Unveiling the Challenge of Disagreements: A summary
In the expansive landscape of artificial intelligence, the quest for transparency and interpretability has given rise to a myriad of tools collectively known as explainable machine learning (XAI). In this context, a critical issue has emerged—disagreements among these explanations. This blog delves into the intricacies of the disagreement problem, exploring the difficulties faced by practitioners and suggesting potential paths for resolution summarized from the research held by Satyapriya Krishna, Tessa Han, Alex Gu, Javin Pombra, Shahin Jabbari, Zhiwei Steven Wu, and Himabindu Lakkaraju. This research is a collaborative work of the world’s renowned institutes Harvard University, Massachusetts Institute of Technology, Drexel University, and Carnegie Mellon University
The Disagreement Problem
Disagreements among various XAI tools have become a common hurdle in real-world applications, posing a threat to the accuracy and reliability of ML models. This issue becomes particularly acute in critical domains where ML models are deployed. Unfortunately, the absence of a standardized methodology for resolving these disagreements compounds the complexity, making it challenging for practitioners to confidently rely on the decisions made by ML models.
Background: Understanding the XAI Toolbox
To comprehend the disagreement problem, we must first navigate through the two main categories of XAI methods: inherently interpretable models and post hoc explanations. Inherently interpretable models, like Generalized Additive Models (GAMs) and decision trees, offer simplicity but come with a trade-off in model complexity. This trade-off has led to the prevalence of post hoc explanation methods, including popular techniques such as LIME, SHAP, and various gradient-based approaches.
Previous studies have attempted to evaluate the fidelity and stability of these explanations, introducing metrics such as fidelity, stability, consistency, and sparsity. However, as research progressed, the discovery of inconsistencies and vulnerabilities within existing explanation methods, including susceptibility to adversarial attacks, raised concerns about their reliability.
Methodology: Unraveling Disagreements
This study, conducted by Krishna S. and researchers, addressed the disagreement problem through a multifaceted approach:
Semi-Structured Interviews:
Interviews with 25 data scientists revealed that 88% of practitioners utilize multiple explanation methods, with 84% encountering frequent instances of disagreement. Factors contributing to disagreement include different top features, ranking among top features, signs in feature contribution, and relative ordering among features.
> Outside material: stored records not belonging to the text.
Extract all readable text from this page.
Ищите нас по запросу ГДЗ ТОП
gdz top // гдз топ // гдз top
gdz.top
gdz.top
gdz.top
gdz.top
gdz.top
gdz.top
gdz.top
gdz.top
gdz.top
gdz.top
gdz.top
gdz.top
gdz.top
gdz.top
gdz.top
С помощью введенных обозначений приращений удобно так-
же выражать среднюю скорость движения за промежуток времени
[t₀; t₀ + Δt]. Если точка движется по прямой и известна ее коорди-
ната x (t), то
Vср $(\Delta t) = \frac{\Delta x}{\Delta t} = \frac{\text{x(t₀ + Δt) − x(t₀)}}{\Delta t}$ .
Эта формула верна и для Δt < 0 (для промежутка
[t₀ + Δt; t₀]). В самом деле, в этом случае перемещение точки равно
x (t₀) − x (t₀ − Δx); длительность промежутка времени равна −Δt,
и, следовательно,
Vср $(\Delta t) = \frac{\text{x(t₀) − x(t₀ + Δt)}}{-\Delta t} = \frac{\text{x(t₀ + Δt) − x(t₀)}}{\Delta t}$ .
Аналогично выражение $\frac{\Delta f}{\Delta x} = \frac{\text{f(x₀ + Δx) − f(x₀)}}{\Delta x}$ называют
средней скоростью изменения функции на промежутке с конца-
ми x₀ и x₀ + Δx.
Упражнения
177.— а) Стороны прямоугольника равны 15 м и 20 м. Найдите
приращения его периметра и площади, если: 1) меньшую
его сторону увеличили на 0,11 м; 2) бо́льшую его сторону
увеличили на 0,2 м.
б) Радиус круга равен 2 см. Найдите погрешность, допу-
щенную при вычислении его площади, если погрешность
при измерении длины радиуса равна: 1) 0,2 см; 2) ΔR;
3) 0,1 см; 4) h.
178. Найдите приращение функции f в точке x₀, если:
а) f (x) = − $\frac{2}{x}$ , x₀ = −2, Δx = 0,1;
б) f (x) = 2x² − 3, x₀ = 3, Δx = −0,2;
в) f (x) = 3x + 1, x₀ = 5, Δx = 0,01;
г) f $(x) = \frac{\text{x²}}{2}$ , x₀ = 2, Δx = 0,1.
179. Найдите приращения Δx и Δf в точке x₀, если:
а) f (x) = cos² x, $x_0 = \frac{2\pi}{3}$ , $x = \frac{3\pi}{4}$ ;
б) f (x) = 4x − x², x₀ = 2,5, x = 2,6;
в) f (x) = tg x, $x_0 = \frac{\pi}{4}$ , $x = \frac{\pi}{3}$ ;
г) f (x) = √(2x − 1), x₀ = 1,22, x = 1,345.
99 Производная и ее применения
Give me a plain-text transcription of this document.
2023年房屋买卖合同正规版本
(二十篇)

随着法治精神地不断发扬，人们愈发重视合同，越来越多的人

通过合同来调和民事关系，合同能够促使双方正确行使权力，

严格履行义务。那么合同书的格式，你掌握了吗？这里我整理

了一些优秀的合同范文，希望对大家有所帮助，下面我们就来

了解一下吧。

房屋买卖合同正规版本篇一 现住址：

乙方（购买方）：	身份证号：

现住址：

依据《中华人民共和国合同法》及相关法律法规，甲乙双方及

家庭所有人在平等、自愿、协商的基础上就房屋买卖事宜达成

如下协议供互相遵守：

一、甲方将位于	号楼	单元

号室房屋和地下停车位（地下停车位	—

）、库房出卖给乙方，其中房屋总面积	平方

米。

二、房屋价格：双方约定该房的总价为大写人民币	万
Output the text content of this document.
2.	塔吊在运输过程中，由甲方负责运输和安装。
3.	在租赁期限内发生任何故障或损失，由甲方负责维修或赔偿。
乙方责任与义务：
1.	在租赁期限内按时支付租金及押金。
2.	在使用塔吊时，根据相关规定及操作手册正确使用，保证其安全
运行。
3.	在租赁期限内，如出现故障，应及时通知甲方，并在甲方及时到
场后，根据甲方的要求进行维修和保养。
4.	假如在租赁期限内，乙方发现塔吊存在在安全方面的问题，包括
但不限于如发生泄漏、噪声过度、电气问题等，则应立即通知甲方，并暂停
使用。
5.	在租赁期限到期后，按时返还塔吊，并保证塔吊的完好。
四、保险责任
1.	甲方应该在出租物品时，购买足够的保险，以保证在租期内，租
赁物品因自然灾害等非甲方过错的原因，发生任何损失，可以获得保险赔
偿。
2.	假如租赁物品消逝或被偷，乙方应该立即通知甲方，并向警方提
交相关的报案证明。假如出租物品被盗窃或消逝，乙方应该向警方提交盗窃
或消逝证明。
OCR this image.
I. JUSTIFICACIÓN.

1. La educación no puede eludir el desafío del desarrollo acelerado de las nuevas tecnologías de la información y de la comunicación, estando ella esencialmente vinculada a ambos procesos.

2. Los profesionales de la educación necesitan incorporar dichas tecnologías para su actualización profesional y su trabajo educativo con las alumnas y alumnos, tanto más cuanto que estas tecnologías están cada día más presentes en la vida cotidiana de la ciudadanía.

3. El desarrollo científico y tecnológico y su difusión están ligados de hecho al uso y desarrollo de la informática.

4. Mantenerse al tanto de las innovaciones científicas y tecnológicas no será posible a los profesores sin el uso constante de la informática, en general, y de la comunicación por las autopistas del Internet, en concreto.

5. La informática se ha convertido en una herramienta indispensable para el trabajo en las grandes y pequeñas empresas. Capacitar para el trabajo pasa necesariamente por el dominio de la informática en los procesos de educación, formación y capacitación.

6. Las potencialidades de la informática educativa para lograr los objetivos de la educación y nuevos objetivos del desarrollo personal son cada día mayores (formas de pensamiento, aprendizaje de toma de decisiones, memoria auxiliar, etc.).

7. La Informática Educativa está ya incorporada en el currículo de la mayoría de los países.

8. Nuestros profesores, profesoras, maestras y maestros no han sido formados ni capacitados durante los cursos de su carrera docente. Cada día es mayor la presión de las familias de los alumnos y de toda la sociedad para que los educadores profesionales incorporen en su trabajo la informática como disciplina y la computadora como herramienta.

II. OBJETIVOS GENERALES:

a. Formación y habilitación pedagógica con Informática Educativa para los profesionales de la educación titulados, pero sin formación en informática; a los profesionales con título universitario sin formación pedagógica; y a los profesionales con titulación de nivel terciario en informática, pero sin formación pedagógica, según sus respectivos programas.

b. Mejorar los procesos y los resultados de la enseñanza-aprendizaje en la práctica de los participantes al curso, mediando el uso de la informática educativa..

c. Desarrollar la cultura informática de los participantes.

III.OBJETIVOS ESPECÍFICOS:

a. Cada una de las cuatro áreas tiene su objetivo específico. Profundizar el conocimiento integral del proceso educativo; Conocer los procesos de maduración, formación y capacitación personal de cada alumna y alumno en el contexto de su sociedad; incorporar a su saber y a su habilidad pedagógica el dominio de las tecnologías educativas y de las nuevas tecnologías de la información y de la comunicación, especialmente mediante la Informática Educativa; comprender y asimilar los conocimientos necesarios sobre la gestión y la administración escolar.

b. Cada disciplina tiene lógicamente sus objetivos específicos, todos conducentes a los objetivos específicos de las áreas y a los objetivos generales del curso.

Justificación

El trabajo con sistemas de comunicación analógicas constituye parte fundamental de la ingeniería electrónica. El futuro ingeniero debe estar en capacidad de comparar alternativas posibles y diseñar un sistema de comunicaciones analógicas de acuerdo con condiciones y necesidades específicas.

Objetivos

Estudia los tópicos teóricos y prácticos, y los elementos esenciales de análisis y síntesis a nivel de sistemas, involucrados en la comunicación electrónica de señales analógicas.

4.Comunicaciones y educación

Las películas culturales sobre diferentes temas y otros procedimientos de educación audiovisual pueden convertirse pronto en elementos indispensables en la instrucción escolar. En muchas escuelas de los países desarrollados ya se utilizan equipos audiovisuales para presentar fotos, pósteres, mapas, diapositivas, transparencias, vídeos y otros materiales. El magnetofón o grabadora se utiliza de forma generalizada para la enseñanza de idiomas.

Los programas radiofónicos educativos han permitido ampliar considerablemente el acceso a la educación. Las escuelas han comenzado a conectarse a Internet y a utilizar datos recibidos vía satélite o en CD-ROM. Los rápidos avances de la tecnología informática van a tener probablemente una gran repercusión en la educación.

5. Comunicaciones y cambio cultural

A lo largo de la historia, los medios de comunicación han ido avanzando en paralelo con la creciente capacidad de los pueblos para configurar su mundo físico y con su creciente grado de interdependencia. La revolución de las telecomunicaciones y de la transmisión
Framework for Quantifying Disagreement:
The researchers designed a novel framework to quantitatively measure disagreement using six metrics: feature agreement, rank agreement, sign agreement, signed rank agreement, rank correlation, and pairwise rank agreement. These metrics provide a comprehensive evaluation of disagreement levels.
Empirical Analysis:
Employing four datasets, six popular explanation methods, and various ML models, the researchers conducted an empirical analysis that uncovered trends in disagreement based on model complexity and granularity of data representation (tabular, text, and image). Notably, disagreement tends to increase with model complexity.
Qualitative Study:
A qualitative study explored decisions made by data scientists when facing explanation disagreements. Findings revealed a lack of formal agreement on decision-making, with participants relying on personal heuristics and preferences for certain methods.
Results: Illuminating the Path Forward
The results of this comprehensive study offer valuable insights:
Frequency of Disagreement:
The researchers observed a high occurrence of disagreement among explanation methods, prompting the need for a systematic approach to navigate these disparities.
Heuristics and Preferences:
ML practitioners often rely on personal heuristics and preferences when selecting explanation methods, highlighting the subjective nature of decision-making in the face of disagreement.
Metrics for Quantifying Disagreement:
The introduced framework with six quantitative metrics provides a robust means of assessing and comparing disagreement levels, enhancing our understanding of the complexities involved.
Conclusion and Future Directions
In conclusion, the disagreement problem in XAI demands attention and strategic solutions. The study, conducted by Krishna S. and researchers, not only uncovers the prevalence of disagreement but also introduces a framework for its quantitative measurement. Future research should delve into the root causes of disagreement, propose innovative resolution methods, and establish reliable evaluation metrics.
As we navigate the intricate landscape of XAI, the journey is marked by challenges, discoveries, and the collective effort of practitioners and researchers alike, seeking clarity in the face of disagreement. Regular education and awareness are crucial to equip data scientists with the latest approaches and foster a global community committed to advancing the field of explainable AI.